They took their mounts to the corral by wrapping fingers deep into the manes and tugging the animals in the right direction. Marghe’s arms were still shaking.
The corral was now almost full of horses standing patiently while children looked at their feet, felt their legs, and curried muddy snow from their coats. One group of girls sat on the fence and watched, calling out to one of the grooms now and again, and three or four very young children dashed about, getting in everyone’s way. One ran by Aoife and Marghe, shrieking, her nose plugged with thick green snot. The air was wreathed with the mist of talk and hard work.
A young woman, about fourteen, saw them coming in and clambered down from the fence to meet them. Aoife relinquished her horse without a word, but Marghe found it hard to let go of Pella.
“Look after her,” Marghe said to the thin-faced girl. The girl frowned at her accent. “She feels the cold more than your horses.”
“She’ll be warm enough with all the others,” the girl said. She looked Pella up and down, mouth pursed. “Her coat’ll thicken up soon enough, and she looks a good size for foals. Bit old, though.” She wrapped the thin fingers of her right hand around a tuft of Pella’s mane, took a handful of the other horse’s mane in her left, and led them into the corral. There she released Pella with a slap on the rump and tended to Aoife’s mount first. Pella trotted into the herd as if she had never belonged anywhere else. The only way Marghe could pick her out at this distance was that the mare was a little longer in the leg, less shaggy in the coat. She wondered if she would be assimilated as easily into the Echraidhe.
Marghe expected the inside of the tent to be dark and oppressive. She was surprised. The light allowed in through the rolled-up entrance flap, already filtered through cloud and reflected back from snow, was further thinned and clarified by the white wool. The result was light like skimmed milk seeping into dark spaces and wetting to a glisten the deep colors of the tapestries that hung on the interior walls. It was a large tent, perhaps sixteen feet long inside, and every wall was covered in weaving of bold, geometric designs. The effect was warm and rich, with twilight purples and hot reds layered like sunsets over thick golds and greens. To Marghe, it was like cutting open the gray exterior of a geode to discover the jeweled crystal inside. She wondered if Aoife’s seamless exterior concealed any such surprises.
Aoife started unfastening her overfurs. Marghe shivered and stepped further in. The floor was a mix of rough and smooth: coarse felt, worn cool and smooth in places, covered here and there with old furs. She stood on one of the furs, glad to get her feet warm, and looked about.

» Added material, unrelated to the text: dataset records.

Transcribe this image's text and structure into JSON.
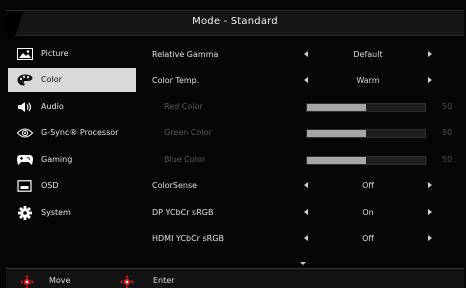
{
  "header": {
    "title": "Mode - Standard"
  },
  "sidebar": {
    "items": [
      {
        "label": "Picture",
        "icon": "picture-icon"
      },
      {
        "label": "Color",
        "icon": "palette-icon",
        "selected": true
      },
      {
        "label": "Audio",
        "icon": "speaker-icon"
      },
      {
        "label": "G-Sync® Processor",
        "icon": "gsync-eye-icon"
      },
      {
        "label": "Gaming",
        "icon": "gamepad-icon"
      },
      {
        "label": "OSD",
        "icon": "osd-screen-icon"
      },
      {
        "label": "System",
        "icon": "gear-icon"
      }
    ]
  },
  "settings": {
    "rows": [
      {
        "label": "Relative Gamma",
        "type": "select",
        "value": "Default"
      },
      {
        "label": "Color Temp.",
        "type": "select",
        "value": "Warm"
      },
      {
        "label": "Red Color",
        "type": "slider",
        "value": 50,
        "max": 100,
        "disabled": true
      },
      {
        "label": "Green Color",
        "type": "slider",
        "value": 50,
        "max": 100,
        "disabled": true
      },
      {
        "label": "Blue Color",
        "type": "slider",
        "value": 50,
        "max": 100,
        "disabled": true
      },
      {
        "label": "ColorSense",
        "type": "select",
        "value": "Off"
      },
      {
        "label": "DP YCbCr sRGB",
        "type": "select",
        "value": "On"
      },
      {
        "label": "HDMI YCbCr sRGB",
        "type": "select",
        "value": "Off"
      }
    ]
  },
  "footer": {
    "move_label": "Move",
    "enter_label": "Enter"
  },
  "colors": {
    "selected_bg": "#d9d9d9",
    "accent_red": "#e21b23",
    "slider_fill": "#a6a6a6"
  }
}
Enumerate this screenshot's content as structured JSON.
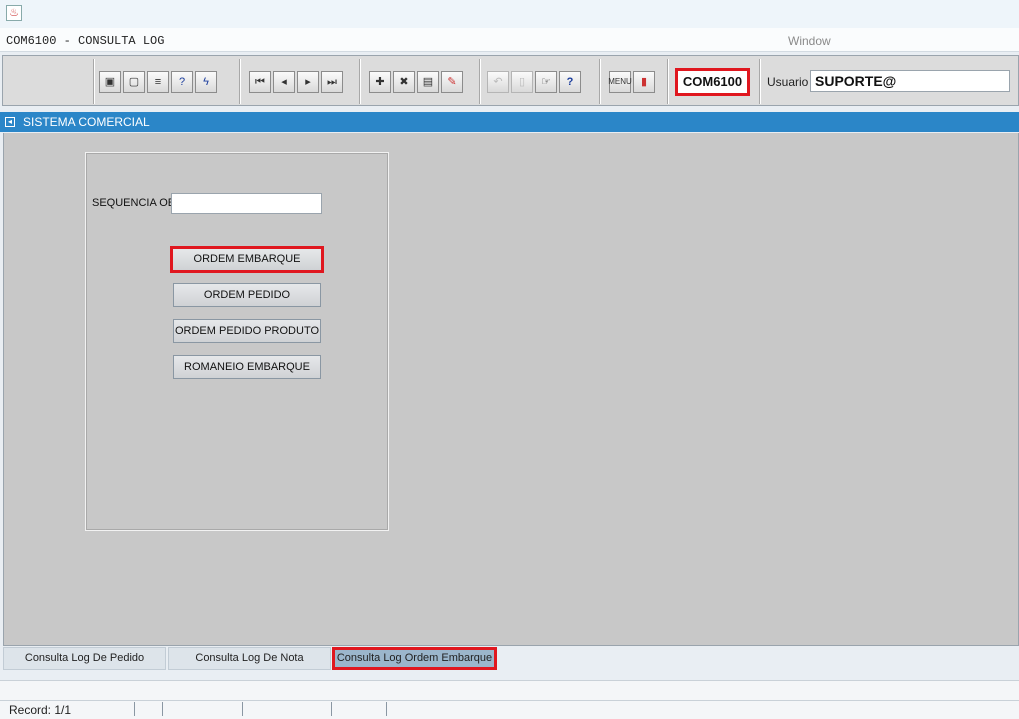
{
  "titlebar": {
    "icon": "java-cup-icon"
  },
  "menu": {
    "title": "COM6100 - CONSULTA LOG",
    "window": "Window"
  },
  "toolbar": {
    "form_code": "COM6100",
    "usuario_label": "Usuario",
    "usuario_value": "SUPORTE@",
    "groups": [
      [
        "save-icon",
        "window-icon",
        "print-icon",
        "query-help-icon",
        "execute-icon"
      ],
      [
        "first-record-icon",
        "previous-record-icon",
        "next-record-icon",
        "last-record-icon"
      ],
      [
        "insert-record-icon",
        "delete-record-icon",
        "lov-icon",
        "edit-icon"
      ],
      [
        "undo-icon",
        "clipboard-icon",
        "tools-icon",
        "help-icon"
      ],
      [
        "menu-icon",
        "exit-icon"
      ]
    ]
  },
  "window": {
    "title": "SISTEMA COMERCIAL"
  },
  "form": {
    "sequencia_label": "SEQUENCIA OE",
    "sequencia_value": "",
    "buttons": {
      "ordem_embarque": "ORDEM EMBARQUE",
      "ordem_pedido": "ORDEM PEDIDO",
      "ordem_pedido_produto": "ORDEM PEDIDO PRODUTO",
      "romaneio_embarque": "ROMANEIO EMBARQUE"
    }
  },
  "tabs": [
    {
      "label": "Consulta Log De Pedido",
      "active": false
    },
    {
      "label": "Consulta Log De Nota",
      "active": false
    },
    {
      "label": "Consulta Log Ordem Embarque",
      "active": true
    }
  ],
  "status": {
    "record": "Record: 1/1"
  },
  "colors": {
    "highlight": "#e0171f",
    "header_blue": "#2b86c8",
    "canvas": "#c8c8c8"
  }
}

Where she stood, near a wooden tent pole, the roof was high enough that she did not have to stoop. Directly ahead, two pallets heaped with more furs lay to either side and slightly to the front of a hearth which looked as if it was heaped with dead ash. Two pallets, both used—Aoife did share with someone, then. Such a large space for two people, given the subsistence living of the Echraidhe. Behind the hearth stood a second tent pole. The space beyond that was taken up with several bowls and pots, some in use, some empty.
She shivered. It was cold enough to see her breath.
From the roof hung a bewildering assortment of mosses, a string of shells, semi-tanned leather, herbs, skeins of dyed and undyed wool, strips of drying meat, and bottles made of clay and leather. The smells were smoky, human, rich. Standing free by the right-hand wall was a loom with a wooden shuttle tucked into the half-finished weaving. She did not need to look closely to see the same geometric patterns that were repeated on the hangings.
Where the hangings did not cover the walls, the felt had been reinforced by thick strands of what looked like rope that arced down from the tent poles to the floor. Marghe touched one. Horsehair. Sewn onto it were pouches, each a patchwork of leather, brightly dyed cloth, and felt. They bulged with odd shapes. Marghe could see that at regular intervals, where the walls met the floor, the tent had been pegged down from the outside.
Although she knew that the tent was designed to be dismantled and packed onto horseback in a matter of hours, the whole thing felt secure, lived in, permanent. But cold. She shivered again.
Aoife slung her overfurs across the foot of her pallet and stretched out with her eyes closed. “Fire needs building. Plenty of taar chips outside.”